A esperada decisão do Tribunal Administrativo sobre este caso pendente, desde que se debruce sobre o mérito da causa, irá ajudar a perceber melhor os termos do exercício do direito fundamental à greve na função pública, bem como sobre a conduta do Governo na gestão da mesma greve e se as ameaças têm qualquer base legal para o efeito.
No entender da AMM, a demora no desfecho do referido processo está a dar espaço para o Governo perpetuar as ameaças e outras condutas abusivas contra os médicos grevistas, para além de estar a criar um ambiente de descrédito do sistema de justiça aos olhos dos cidadãos que não entendem a razão de excessiva morosidade processual.

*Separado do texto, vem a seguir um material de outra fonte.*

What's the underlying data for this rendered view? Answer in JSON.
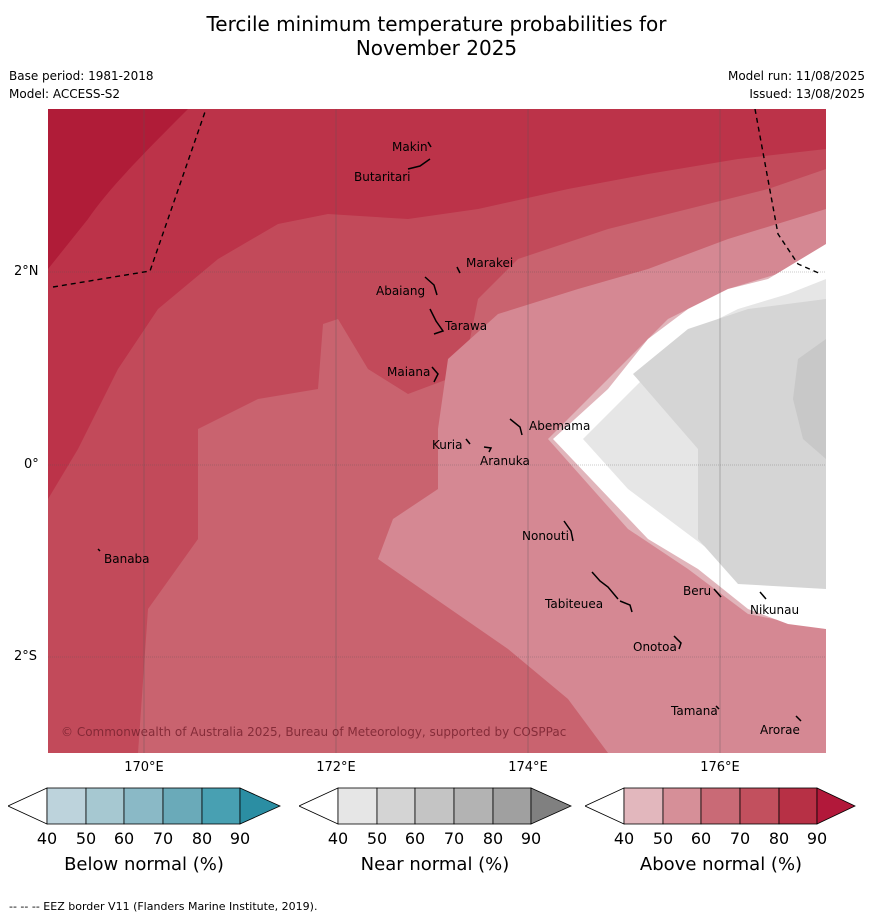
{
  "title_line1": "Tercile minimum temperature probabilities for",
  "title_line2": "November 2025",
  "base_period": "Base period: 1981-2018",
  "model": "Model: ACCESS-S2",
  "model_run": "Model run: 11/08/2025",
  "issued": "Issued: 13/08/2025",
  "lat_ticks": [
    "2°N",
    "0°",
    "2°S"
  ],
  "lon_ticks": [
    "170°E",
    "172°E",
    "174°E",
    "176°E"
  ],
  "islands": [
    {
      "name": "Makin"
    },
    {
      "name": "Butaritari"
    },
    {
      "name": "Marakei"
    },
    {
      "name": "Abaiang"
    },
    {
      "name": "Tarawa"
    },
    {
      "name": "Maiana"
    },
    {
      "name": "Abemama"
    },
    {
      "name": "Kuria"
    },
    {
      "name": "Aranuka"
    },
    {
      "name": "Nonouti"
    },
    {
      "name": "Banaba"
    },
    {
      "name": "Beru"
    },
    {
      "name": "Tabiteuea"
    },
    {
      "name": "Nikunau"
    },
    {
      "name": "Onotoa"
    },
    {
      "name": "Tamana"
    },
    {
      "name": "Arorae"
    }
  ],
  "copyright": "© Commonwealth of Australia 2025, Bureau of Meteorology, supported by COSPPac",
  "colorbars": [
    {
      "label": "Below normal (%)",
      "ticks": [
        "40",
        "50",
        "60",
        "70",
        "80",
        "90"
      ],
      "colors": [
        "#ffffff",
        "#bdd3dc",
        "#a6c8d1",
        "#8ab9c6",
        "#6aaab9",
        "#48a0b2",
        "#2b8ea3"
      ]
    },
    {
      "label": "Near normal (%)",
      "ticks": [
        "40",
        "50",
        "60",
        "70",
        "80",
        "90"
      ],
      "colors": [
        "#ffffff",
        "#e6e6e6",
        "#d4d4d4",
        "#c4c4c4",
        "#b3b3b3",
        "#a0a0a0",
        "#808080"
      ]
    },
    {
      "label": "Above normal (%)",
      "ticks": [
        "40",
        "50",
        "60",
        "70",
        "80",
        "90"
      ],
      "colors": [
        "#ffffff",
        "#e2b7bd",
        "#d68f98",
        "#c96a76",
        "#c2505e",
        "#b73045",
        "#b2183a"
      ]
    }
  ],
  "footer": "--  --  -- EEZ border V11 (Flanders Marine Institute, 2019)."
}
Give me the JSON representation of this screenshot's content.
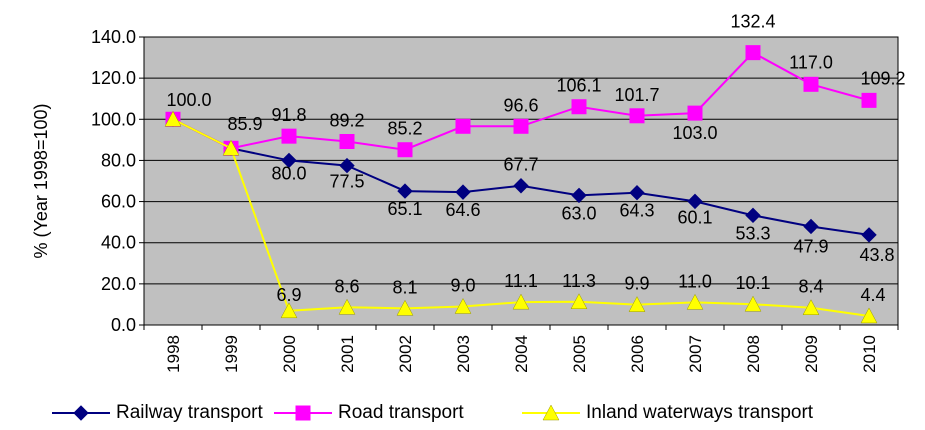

Provedor de Justiça e Comissão Nacional dos Direitos Humanos
A função primordial do Provedor de Justiça e da Comissão Nacional dos Direitos Humanos (CNDH) consiste na garantia dos direitos e liberdades dos cidadãos, na defesa da legalidade e da justiça, bem como na promoção dos direitos humanos. Todavia, estes dois órgãos de justiça extrajudicial não se têm manifestado sobre a problemática do exercício do direito à greve dos médicos, nem sobre a denegação do direito à saúde pelo Estado pela não resolução do problema que levou os médicos a enveredarem pelo exercício do direito fundamental à greve. Ou seja, enquanto o Governo não satisfaz as reivindicações dos médicos, o efeito directo dessa teimosia é a violação do direito à saúde dos cidadãos, sobretudo os pobres. Não faz sentido e é preocupante o silêncio do Provedor de Justiça e da CNDH perante um assunto tão complexo e de interesse público prioritário que se enquadra nas atribuições e actuação desses mesmos órgãos da Justiça.
Concluindo
Do acima dito, é notório que o sistema de justiça moçambicano está cada vez mais distante ou alheio aos direitos e liberdades fundamentais dos cidadãos, aos direitos humanos e à realização da almejada justiça para os pobres, senão proteger o Governo, independentemente das violações que pratica contra os cidadãos. Trata-se, pois, de mais um caso flagrante da dita “justiça mais forte com os fracos e fraca com os fortes”, o que já é apanágio do sistema de justiça moçambicano. Portanto, está na hora das instituições de justiça competentes responsabilizarem as entidades e órgãos da Administração Pública pelas ameaças e aplicação de represálias aos funcionários e agentes do Estado por exercício legítimo do direito à greve e do associativismo no quadro da Constituição.